After successfully configuring Polaris to vend AWS credentials, I've moved on to the Google Cloud Platform.
As far as the Spark client and Polaris are concerned, there's not much difference to AWS. The only major change is that upon creating the Catalog, you need to put in your JSON a gcsServiceAccount. This refers to the service account you need to create.
You create it with something like:
$ gcloud iam service-accounts create my-vendable-sa --display-name "Vendable Service Account"
and then add to it the user for whom it will deputize:
$ gcloud iam service-accounts add-iam-policy-binding my-vendable-sa@philltest.iam.gserviceaccount.com --member="user:phillhenry@gmail.com" --role="roles/iam.serviceAccountTokenCreator"
where philltest is the project and phillhenry is the account for which the token will proxy.

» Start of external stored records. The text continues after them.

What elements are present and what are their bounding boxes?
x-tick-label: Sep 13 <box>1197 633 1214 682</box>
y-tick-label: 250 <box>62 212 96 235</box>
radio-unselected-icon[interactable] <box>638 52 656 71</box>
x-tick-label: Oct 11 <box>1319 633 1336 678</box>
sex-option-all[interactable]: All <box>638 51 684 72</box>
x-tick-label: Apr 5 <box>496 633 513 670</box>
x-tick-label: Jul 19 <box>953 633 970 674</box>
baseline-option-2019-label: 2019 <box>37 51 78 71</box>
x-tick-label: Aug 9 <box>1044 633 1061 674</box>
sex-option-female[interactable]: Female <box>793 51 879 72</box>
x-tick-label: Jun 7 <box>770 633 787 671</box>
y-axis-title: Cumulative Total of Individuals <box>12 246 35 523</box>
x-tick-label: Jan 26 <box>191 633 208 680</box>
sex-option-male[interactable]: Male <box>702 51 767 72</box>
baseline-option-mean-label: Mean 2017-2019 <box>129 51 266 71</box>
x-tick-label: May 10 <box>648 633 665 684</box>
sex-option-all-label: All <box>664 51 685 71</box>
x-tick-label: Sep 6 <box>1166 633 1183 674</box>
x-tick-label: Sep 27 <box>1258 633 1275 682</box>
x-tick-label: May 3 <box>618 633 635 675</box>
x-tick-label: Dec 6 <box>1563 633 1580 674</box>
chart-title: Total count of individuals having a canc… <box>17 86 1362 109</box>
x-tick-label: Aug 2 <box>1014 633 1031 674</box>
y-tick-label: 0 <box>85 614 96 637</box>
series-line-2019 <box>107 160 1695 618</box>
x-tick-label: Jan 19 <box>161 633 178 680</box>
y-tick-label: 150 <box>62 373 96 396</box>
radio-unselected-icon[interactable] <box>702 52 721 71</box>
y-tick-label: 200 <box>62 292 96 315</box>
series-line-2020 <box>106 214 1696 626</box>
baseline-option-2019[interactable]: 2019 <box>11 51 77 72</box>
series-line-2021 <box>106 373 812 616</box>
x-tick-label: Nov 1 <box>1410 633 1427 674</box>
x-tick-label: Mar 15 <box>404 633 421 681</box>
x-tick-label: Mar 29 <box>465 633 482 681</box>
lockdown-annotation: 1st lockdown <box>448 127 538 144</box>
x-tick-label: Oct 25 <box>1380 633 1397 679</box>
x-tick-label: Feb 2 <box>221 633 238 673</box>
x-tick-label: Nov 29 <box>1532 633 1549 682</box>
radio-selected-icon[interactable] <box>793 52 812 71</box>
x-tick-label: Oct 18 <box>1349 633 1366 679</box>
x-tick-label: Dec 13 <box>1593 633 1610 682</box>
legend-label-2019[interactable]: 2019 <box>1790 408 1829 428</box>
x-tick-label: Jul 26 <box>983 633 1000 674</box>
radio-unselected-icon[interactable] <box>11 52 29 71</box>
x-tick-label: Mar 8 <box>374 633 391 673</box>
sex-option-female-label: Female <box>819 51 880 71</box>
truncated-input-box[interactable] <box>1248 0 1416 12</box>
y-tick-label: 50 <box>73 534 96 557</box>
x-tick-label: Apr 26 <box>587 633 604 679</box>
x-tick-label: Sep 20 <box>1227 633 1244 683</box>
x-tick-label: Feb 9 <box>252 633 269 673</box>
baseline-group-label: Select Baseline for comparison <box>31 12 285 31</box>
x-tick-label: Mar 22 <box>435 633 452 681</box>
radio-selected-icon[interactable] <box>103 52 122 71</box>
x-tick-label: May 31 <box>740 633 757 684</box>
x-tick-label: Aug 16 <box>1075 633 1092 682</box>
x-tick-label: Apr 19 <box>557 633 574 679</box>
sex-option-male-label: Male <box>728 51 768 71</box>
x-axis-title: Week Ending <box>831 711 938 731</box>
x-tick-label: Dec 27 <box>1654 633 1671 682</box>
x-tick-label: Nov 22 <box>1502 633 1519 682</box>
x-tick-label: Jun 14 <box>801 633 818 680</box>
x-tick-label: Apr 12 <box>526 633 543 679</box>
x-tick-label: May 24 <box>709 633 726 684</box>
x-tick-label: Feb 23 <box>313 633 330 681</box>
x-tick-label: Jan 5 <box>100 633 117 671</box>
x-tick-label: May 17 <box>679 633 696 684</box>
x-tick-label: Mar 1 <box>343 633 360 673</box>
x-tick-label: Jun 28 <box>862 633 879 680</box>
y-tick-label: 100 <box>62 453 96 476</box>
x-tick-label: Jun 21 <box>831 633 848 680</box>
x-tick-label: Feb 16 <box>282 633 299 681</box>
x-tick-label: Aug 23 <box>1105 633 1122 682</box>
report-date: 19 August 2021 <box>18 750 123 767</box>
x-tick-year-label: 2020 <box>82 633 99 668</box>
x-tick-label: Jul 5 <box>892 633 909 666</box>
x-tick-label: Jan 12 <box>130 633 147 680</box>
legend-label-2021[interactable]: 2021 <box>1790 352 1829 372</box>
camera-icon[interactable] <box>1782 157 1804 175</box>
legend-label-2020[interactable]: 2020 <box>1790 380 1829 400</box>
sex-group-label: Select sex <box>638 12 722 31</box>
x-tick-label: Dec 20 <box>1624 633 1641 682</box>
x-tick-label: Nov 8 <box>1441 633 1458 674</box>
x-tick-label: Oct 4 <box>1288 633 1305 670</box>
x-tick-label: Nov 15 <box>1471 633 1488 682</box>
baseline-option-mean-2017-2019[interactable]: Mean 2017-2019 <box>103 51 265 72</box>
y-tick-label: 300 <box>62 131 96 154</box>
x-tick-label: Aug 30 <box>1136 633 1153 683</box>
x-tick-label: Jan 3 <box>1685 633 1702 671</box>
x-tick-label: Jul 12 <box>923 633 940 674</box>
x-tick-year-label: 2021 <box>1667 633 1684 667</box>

$ gcloud auth application-default login --impersonate-service-account=my-vendable-sa@philltest.iam.gserviceaccount.com
Note it will warn you to run something like gcloud auth application-default set-quota-project philltest or whatever your project is called.

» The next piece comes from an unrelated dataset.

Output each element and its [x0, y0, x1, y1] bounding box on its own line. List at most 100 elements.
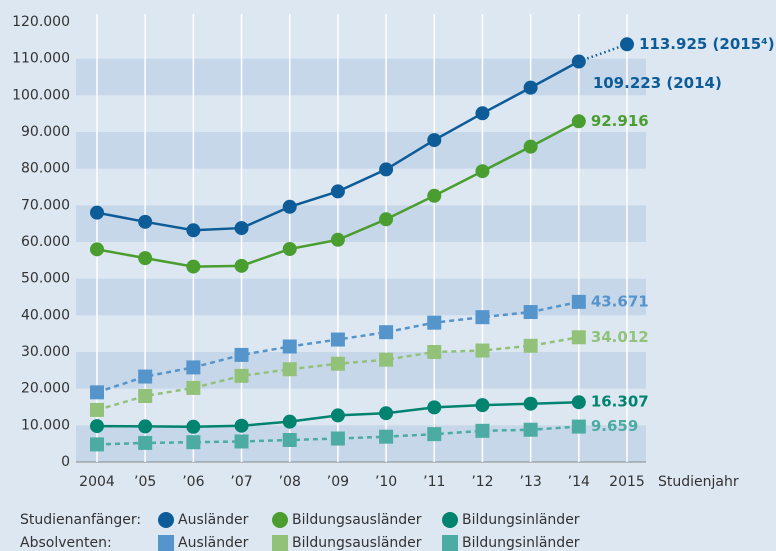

This will open your browser. After you sign in, it will write a credential in JSON file (it will tell you where). You must point the environment variable GOOGLE_APPLICATION_CREDENTIALS to this file before you run Polaris.

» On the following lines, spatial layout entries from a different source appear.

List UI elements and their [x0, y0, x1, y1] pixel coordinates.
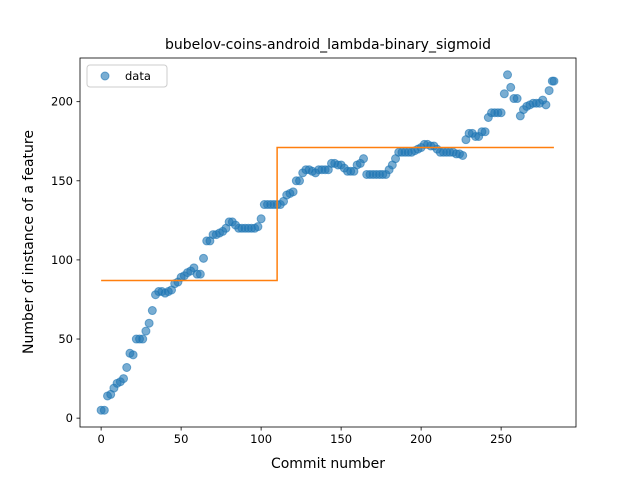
data-point [458, 150, 468, 160]
data-point [503, 70, 513, 80]
legend-marker [100, 71, 110, 81]
legend-box [86, 64, 168, 88]
data-point [144, 318, 154, 328]
x-axis-label: Commit number [271, 456, 385, 472]
data-point [128, 350, 138, 360]
data-point [147, 306, 157, 316]
data-point [549, 76, 559, 86]
y-tick-label: 50 [58, 332, 73, 346]
data-point [506, 82, 516, 92]
y-axis-label: Number of instance of a feature [21, 130, 37, 354]
x-tick-label: 150 [330, 432, 352, 446]
chart-title: bubelov-coins-android_lambda-binary_sigm… [165, 37, 491, 53]
y-tick-label: 0 [66, 411, 73, 425]
step-line [101, 146, 554, 282]
x-tick-label: 100 [250, 432, 272, 446]
data-point [512, 94, 522, 104]
data-point [256, 214, 266, 224]
data-point [141, 326, 151, 336]
data-point [99, 405, 109, 415]
y-tick-label: 150 [51, 174, 73, 188]
data-point [480, 127, 490, 137]
data-point [253, 222, 263, 232]
data-point [544, 86, 554, 96]
x-tick-label: 200 [410, 432, 432, 446]
y-tick-label: 200 [51, 95, 73, 109]
data-point [122, 363, 132, 373]
data-point [359, 154, 369, 164]
legend-label: data [125, 69, 151, 83]
data-point [295, 176, 305, 186]
y-tick-label: 100 [51, 253, 73, 267]
data-point [138, 334, 148, 344]
x-tick-label: 0 [97, 432, 104, 446]
data-point [119, 374, 129, 384]
data-point [288, 187, 298, 197]
data-point [541, 100, 551, 110]
x-tick-label: 250 [490, 432, 512, 446]
data-point [496, 108, 506, 118]
data-point [499, 89, 509, 99]
x-tick-label: 50 [174, 432, 189, 446]
data-point [199, 253, 209, 263]
plot-frame [79, 57, 577, 428]
data-point [195, 269, 205, 279]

Note that it's the application-default switch that writes the credential as JSON so it can be used by your applications.
Not so fast...
Running my Spark code just barfed when it tried to write to GCS with:
my-vendable-sa@philltest.iam.gserviceaccount.com does not have serviceusage.services.use access
Note that if the error message mentions your use (in my case PhillHenry@gmail.com) not the service account, you've pointed GOOGLE_APPLICATION_CREDENTIALS at the wrong application_default_credentials.json file.
Basically, I could write to the bucket using the command line but not using the token. I captured the token by putting a breakpoint here in Iceberg's parsing of the REST response from Polaris. Using the token (BAD_ACCESS_TOKEN), I ran:
$ curl -H "Authorization: Bearer ${BAD_ACCESS_TOKEN}" https://storage.googleapis.com/storage/v1/b/odinconsultants_phtest
{
"error": {
"code": 401,
"message": "Invalid Credentials",
"errors": [
{
"message": "Invalid Credentials",
"domain": "global",
"reason": "authError",
"locationType": "header",
"location": "Authorization"
}
]
}
}
The mistake I was making was that the command line was associated with me (PhillHenry) not the service account - that's why I could upload on CLI. Check your CLOUDSDK_CONFIG environment variable to see which credential files you're using.
$ gcloud projects get-iam-policy philltest --flatten="bindings[].members" --format="table(bindings.role)" --filter="my-vendable-sa@philltest.iam.gserviceaccount.com"
ROLE
roles/serviceusage.serviceUsageAdmin
roles/storage.admin
roles/storage.objectAdmin
roles/storage.objectCreator
This appears to fix it because the service account must be able to see the project before it can see the project's buckets [SO].
Now, Spark is happily writing to GCS.